Ia menjeaskan, sebanyak 3.844 kilogram bantuan dikirimkan melalui Bandara Sinak dan 1.384 kilogram melalui Bandara Agandugume. Adapun bantuan yang dikirimkan melalui Bandara Sinak antara lain 380 paket sembako, 175 lembar matras, 100 lembar selimut, 7 unit genset, dan 60 unit tenda gulung.
"Sementara bantuan yang dikirim melalui Bandara Agandugume sebanyak 135 paket sembako dan 300 lembar matras," kata dia.

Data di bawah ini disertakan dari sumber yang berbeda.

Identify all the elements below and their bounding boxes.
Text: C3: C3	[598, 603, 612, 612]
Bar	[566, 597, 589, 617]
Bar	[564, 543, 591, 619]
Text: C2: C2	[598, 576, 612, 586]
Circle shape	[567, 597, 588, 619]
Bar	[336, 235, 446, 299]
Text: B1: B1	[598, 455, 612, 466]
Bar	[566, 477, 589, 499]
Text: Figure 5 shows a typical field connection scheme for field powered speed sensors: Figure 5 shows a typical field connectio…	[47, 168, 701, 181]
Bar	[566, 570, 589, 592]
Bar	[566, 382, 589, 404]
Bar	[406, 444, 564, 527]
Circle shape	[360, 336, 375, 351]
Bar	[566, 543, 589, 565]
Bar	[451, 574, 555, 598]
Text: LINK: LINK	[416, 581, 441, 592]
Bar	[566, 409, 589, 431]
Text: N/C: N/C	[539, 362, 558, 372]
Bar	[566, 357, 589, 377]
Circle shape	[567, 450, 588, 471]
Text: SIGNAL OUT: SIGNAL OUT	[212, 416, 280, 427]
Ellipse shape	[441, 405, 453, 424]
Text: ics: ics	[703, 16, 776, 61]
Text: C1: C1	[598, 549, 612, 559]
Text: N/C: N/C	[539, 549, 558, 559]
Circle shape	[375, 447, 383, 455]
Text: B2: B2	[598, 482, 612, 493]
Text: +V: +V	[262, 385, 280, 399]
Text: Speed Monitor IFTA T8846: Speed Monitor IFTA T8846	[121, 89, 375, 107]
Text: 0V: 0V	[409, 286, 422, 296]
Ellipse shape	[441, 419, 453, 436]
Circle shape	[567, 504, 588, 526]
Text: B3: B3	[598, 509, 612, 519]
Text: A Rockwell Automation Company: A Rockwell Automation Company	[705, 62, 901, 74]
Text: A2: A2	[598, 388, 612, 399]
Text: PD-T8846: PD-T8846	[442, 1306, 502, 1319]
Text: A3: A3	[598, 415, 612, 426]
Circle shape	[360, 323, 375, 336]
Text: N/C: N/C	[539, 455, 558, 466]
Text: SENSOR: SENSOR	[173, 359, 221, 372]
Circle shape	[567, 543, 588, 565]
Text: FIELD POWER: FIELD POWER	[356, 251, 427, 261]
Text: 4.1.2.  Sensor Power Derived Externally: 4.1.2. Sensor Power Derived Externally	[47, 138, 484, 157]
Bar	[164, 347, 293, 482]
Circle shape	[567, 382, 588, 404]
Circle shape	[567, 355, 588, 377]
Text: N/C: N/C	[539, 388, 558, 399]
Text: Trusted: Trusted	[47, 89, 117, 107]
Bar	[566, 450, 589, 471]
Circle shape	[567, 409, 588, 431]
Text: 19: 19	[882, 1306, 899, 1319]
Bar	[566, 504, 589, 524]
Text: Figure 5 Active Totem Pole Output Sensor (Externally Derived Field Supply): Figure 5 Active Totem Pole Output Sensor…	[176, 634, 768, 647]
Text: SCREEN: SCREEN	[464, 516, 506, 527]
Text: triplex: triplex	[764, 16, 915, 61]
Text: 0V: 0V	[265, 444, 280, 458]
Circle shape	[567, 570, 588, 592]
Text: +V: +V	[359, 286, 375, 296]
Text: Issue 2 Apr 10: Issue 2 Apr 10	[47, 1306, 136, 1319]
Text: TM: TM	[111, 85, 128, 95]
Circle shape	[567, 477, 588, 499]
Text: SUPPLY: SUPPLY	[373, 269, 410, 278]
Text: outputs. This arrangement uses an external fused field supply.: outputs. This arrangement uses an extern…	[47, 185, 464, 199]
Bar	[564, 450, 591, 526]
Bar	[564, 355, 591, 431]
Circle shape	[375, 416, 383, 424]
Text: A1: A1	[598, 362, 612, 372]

Abdul Muhari mengatakan, dukungan bantuan logistik ini akan terus dilakukan selama masa tanggap darurat bencana kekeringan Kabupaten Puncak, Provinsi Papua Tengah. Tak hanya itu, BNPB terus memantau distribusi logistik sampai kepada warga yang membutuhkan bantuan.
BNPB juga telah melakukan identifikasi awal lokasi yang memungkinkan untuk dibangun gudang logistik di sekitar kawasan Bandara Agandugume. Identifikasi awal ini dilakukan BNPB bersama BPBD dan perwakilan masyarakat untuk diputuskan secara bersama-sama.
"Rencana pembangunan gudang logistik ini sebelumnya disampaikan oleh Menko PMK Muhadjir Effendy pada saat mengantarkan bantuan melalui Bandara Sinak, Kamis (3/8/2023), agar masyarakat Kabupaten Puncak memiliki cadangan pangan saat cuaca ekstrim berulang di masa depan," ujar dia.